In a recent article by Mike Puma of the New York Post, he indicated the New York Mets were going to have difficulty finding a President of Baseball Operations just like they did last offseason. That article cited the errors in the hirings made by Sandy Alderson and Cohen’s Twitter account.

Considering former Miami Marlins executive David P. Samson was the source, you can take all of this with a grain of salt. After all, Samson loved operating his teams and treating the Marlins fans every bit like the Wilpons did with the Mets.

That right there is the problem. There have been years of transgressions by the Wilpons largely unreported and/or criticized in the press. These are the same people who claimed they were duped in a Ponzi scheme. They had a number of hirings and a lawsuit hostile to women in their workplace. They threatened the press about the coverage of their team, and they would go so far as to restrict access in response to a negative story about them or a favored player.

They stripped the team down for financial solvency. They used SNY as an intermediary to do exactly what the McCourts did with the Brooklyn Dodgers. Jeff Wilpon interfered with medical decisions which cut short Pedro Martinez‘s career, and he tried to interfere with Carlos Beltran‘s career saving knee surgery. By and through Sandy Alderson, there was the lie about Matt Harvey‘s innings limits, and we saw what happened with Harvey’s once promising career.

Overall, the Wilpons were just flat out bad people. They did horrid things, and they did them purposefully. They cared about no one but themselves and their own power. This largely went unreported and uncriticized except when a reporter would leave the beat.

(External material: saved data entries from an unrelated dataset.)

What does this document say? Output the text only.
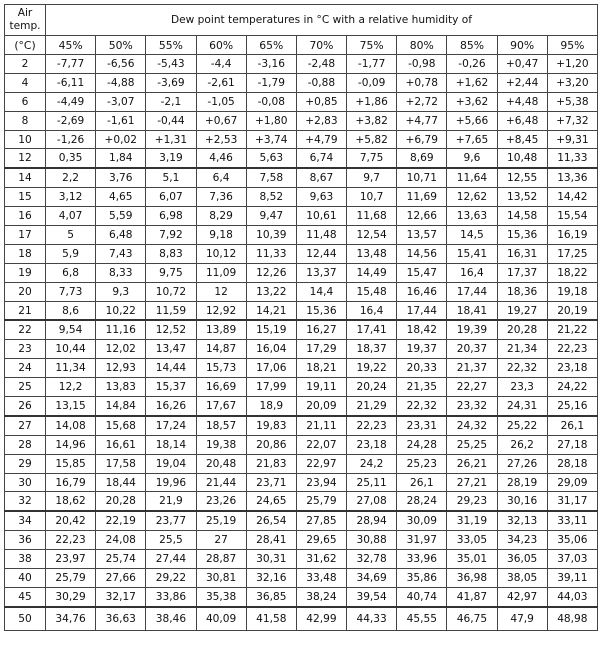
Air
temp.	Dew point temperatures in °C with a relative humidity of										
(°C)	45%	50%	55%	60%	65%	70%	75%	80%	85%	90%	95%
2	-7,77	-6,56	-5,43	-4,4	-3,16	-2,48	-1,77	-0,98	-0,26	+0,47	+1,20
4	-6,11	-4,88	-3,69	-2,61	-1,79	-0,88	-0,09	+0,78	+1,62	+2,44	+3,20
6	-4,49	-3,07	-2,1	-1,05	-0,08	+0,85	+1,86	+2,72	+3,62	+4,48	+5,38
8	-2,69	-1,61	-0,44	+0,67	+1,80	+2,83	+3,82	+4,77	+5,66	+6,48	+7,32
10	-1,26	+0,02	+1,31	+2,53	+3,74	+4,79	+5,82	+6,79	+7,65	+8,45	+9,31
12	0,35	1,84	3,19	4,46	5,63	6,74	7,75	8,69	9,6	10,48	11,33
14	2,2	3,76	5,1	6,4	7,58	8,67	9,7	10,71	11,64	12,55	13,36
15	3,12	4,65	6,07	7,36	8,52	9,63	10,7	11,69	12,62	13,52	14,42
16	4,07	5,59	6,98	8,29	9,47	10,61	11,68	12,66	13,63	14,58	15,54
17	5	6,48	7,92	9,18	10,39	11,48	12,54	13,57	14,5	15,36	16,19
18	5,9	7,43	8,83	10,12	11,33	12,44	13,48	14,56	15,41	16,31	17,25
19	6,8	8,33	9,75	11,09	12,26	13,37	14,49	15,47	16,4	17,37	18,22
20	7,73	9,3	10,72	12	13,22	14,4	15,48	16,46	17,44	18,36	19,18
21	8,6	10,22	11,59	12,92	14,21	15,36	16,4	17,44	18,41	19,27	20,19
22	9,54	11,16	12,52	13,89	15,19	16,27	17,41	18,42	19,39	20,28	21,22
23	10,44	12,02	13,47	14,87	16,04	17,29	18,37	19,37	20,37	21,34	22,23
24	11,34	12,93	14,44	15,73	17,06	18,21	19,22	20,33	21,37	22,32	23,18
25	12,2	13,83	15,37	16,69	17,99	19,11	20,24	21,35	22,27	23,3	24,22
26	13,15	14,84	16,26	17,67	18,9	20,09	21,29	22,32	23,32	24,31	25,16
27	14,08	15,68	17,24	18,57	19,83	21,11	22,23	23,31	24,32	25,22	26,1
28	14,96	16,61	18,14	19,38	20,86	22,07	23,18	24,28	25,25	26,2	27,18
29	15,85	17,58	19,04	20,48	21,83	22,97	24,2	25,23	26,21	27,26	28,18
30	16,79	18,44	19,96	21,44	23,71	23,94	25,11	26,1	27,21	28,19	29,09
32	18,62	20,28	21,9	23,26	24,65	25,79	27,08	28,24	29,23	30,16	31,17
34	20,42	22,19	23,77	25,19	26,54	27,85	28,94	30,09	31,19	32,13	33,11
36	22,23	24,08	25,5	27	28,41	29,65	30,88	31,97	33,05	34,23	35,06
38	23,97	25,74	27,44	28,87	30,31	31,62	32,78	33,96	35,01	36,05	37,03
40	25,79	27,66	29,22	30,81	32,16	33,48	34,69	35,86	36,98	38,05	39,11
45	30,29	32,17	33,86	35,38	36,85	38,24	39,54	40,74	41,87	42,97	44,03
50	34,76	36,63	38,46	40,09	41,58	42,99	44,33	45,55	46,75	47,9	48,98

However, with Cohen, if his eye glasses are askew or he tweets something, it is a capital offense demanding the power of the pen. In the end, those now criticizing him have let us know they’re not reporting what they know, but rather, what ownership tells them they’re allowed to report. If anything, these reports attacking Cohen are a credit to Cohen because he is not standing in the way.

If nothing else, that tells us the Mets are truly in a much better spot. It’s not just the money or the desire to win. While there have been missteps requiring reflection and growth, things have truly changed in how the team is operated. The only hope is these mistakes are cleaned up, and the Mets get back on the path towards winning a World Series.